Bon Jovi – Jon still looks great. Richie Sambora on the other hand has morphed into a male-to-female transgender Long Island housewife/ Michael Meyers’ Linda Richman. Tawk amongst yuhselves.
Rihanna – Last year on Grammy weekend she got beat up by Chris Brown, this year her stylist had the honors.
Jay-Z – in a tux. Maybe he is the new Sinatra.
Solange’s son Julez (he went up w RiRi and Jay Z) – or was it Mad Magazine’s Alfred E. Neuman?
Wyclef Jean – Talk about making lemonade out of lemons. He hasn’t gotten this much screen time in over a decade. He’s an aftershock away from getting a Grammy next year.
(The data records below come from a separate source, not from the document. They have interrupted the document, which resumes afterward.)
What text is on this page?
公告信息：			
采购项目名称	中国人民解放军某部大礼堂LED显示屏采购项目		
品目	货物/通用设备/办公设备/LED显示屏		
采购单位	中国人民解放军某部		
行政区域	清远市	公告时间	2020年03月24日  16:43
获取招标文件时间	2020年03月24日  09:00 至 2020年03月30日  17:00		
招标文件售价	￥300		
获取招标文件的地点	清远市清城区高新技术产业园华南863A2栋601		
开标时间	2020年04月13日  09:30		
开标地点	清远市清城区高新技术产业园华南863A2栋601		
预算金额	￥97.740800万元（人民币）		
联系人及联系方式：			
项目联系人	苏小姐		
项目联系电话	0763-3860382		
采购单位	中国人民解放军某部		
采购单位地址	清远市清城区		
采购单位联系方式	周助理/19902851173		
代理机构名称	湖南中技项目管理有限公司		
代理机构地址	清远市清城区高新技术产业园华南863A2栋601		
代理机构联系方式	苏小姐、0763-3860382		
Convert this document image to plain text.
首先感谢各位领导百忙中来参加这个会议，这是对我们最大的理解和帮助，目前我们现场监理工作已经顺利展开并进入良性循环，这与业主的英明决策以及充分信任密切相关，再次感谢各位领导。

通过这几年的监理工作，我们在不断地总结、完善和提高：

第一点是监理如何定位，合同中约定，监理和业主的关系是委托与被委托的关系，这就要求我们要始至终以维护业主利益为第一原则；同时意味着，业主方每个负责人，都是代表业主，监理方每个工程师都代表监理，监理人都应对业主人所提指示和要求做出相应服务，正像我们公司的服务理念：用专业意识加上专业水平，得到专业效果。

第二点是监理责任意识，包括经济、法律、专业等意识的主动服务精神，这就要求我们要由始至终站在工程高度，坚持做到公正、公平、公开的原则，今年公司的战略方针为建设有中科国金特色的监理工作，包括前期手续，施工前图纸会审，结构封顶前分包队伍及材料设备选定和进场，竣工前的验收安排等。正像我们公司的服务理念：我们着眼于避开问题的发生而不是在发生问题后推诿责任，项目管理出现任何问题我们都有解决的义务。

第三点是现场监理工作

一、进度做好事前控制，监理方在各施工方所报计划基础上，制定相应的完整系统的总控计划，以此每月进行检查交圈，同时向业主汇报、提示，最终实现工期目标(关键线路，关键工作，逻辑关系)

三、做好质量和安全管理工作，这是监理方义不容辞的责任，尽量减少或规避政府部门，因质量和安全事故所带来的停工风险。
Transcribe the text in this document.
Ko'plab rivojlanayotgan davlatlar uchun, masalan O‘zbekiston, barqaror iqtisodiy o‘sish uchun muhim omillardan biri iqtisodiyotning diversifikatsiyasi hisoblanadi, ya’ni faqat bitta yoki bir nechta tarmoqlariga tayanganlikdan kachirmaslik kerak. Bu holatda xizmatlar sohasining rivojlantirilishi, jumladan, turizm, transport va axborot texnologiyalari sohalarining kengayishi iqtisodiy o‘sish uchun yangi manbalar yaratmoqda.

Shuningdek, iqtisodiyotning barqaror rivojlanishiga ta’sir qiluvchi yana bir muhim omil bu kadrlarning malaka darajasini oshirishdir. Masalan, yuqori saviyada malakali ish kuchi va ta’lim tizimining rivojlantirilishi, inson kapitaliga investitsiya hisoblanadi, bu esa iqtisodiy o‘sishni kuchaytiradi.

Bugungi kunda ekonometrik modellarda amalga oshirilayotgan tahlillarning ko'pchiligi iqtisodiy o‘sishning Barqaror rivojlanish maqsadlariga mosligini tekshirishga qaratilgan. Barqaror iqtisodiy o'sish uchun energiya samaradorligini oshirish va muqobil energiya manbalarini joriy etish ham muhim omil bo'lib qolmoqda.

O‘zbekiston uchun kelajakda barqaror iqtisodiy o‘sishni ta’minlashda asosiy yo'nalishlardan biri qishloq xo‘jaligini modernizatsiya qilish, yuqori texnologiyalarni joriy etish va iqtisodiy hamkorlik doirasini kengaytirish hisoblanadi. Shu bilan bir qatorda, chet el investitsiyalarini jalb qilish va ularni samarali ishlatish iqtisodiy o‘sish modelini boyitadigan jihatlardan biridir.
Dave Matthews Band – The way he dances is really special. I thought you weren’t supposed to like them after you graduated college.
Ricky Martin – His career may not be hot, but at least he still is. Papi!
Roberta Flack – Killing me softly with botox …and wearing the latest from the Lion King wig line.
Quentin Tarantino – He’s transmogrified into some sort of weird amalgam of Johnny Cash, Fat Elvis and Robin Williams.
Drake, Lil Jon and Eminem – I thought it was bleep bleep but I didn’t think the bleep bleep bleep was all the bleep bleep. No record label bleep bleep pull up your pants bleep bleep stop being such a homophobe bleep bleep.
Britney Spears – I’m concerned. Not so much for Brit, but for her agent/boyfriend who was ok with her wearing Elvira’s bathing suit and beach throw to the show. Sheer madness! I think her conservatorship needs a conservatorship. The question is, will she ever perform at an award show again … and live?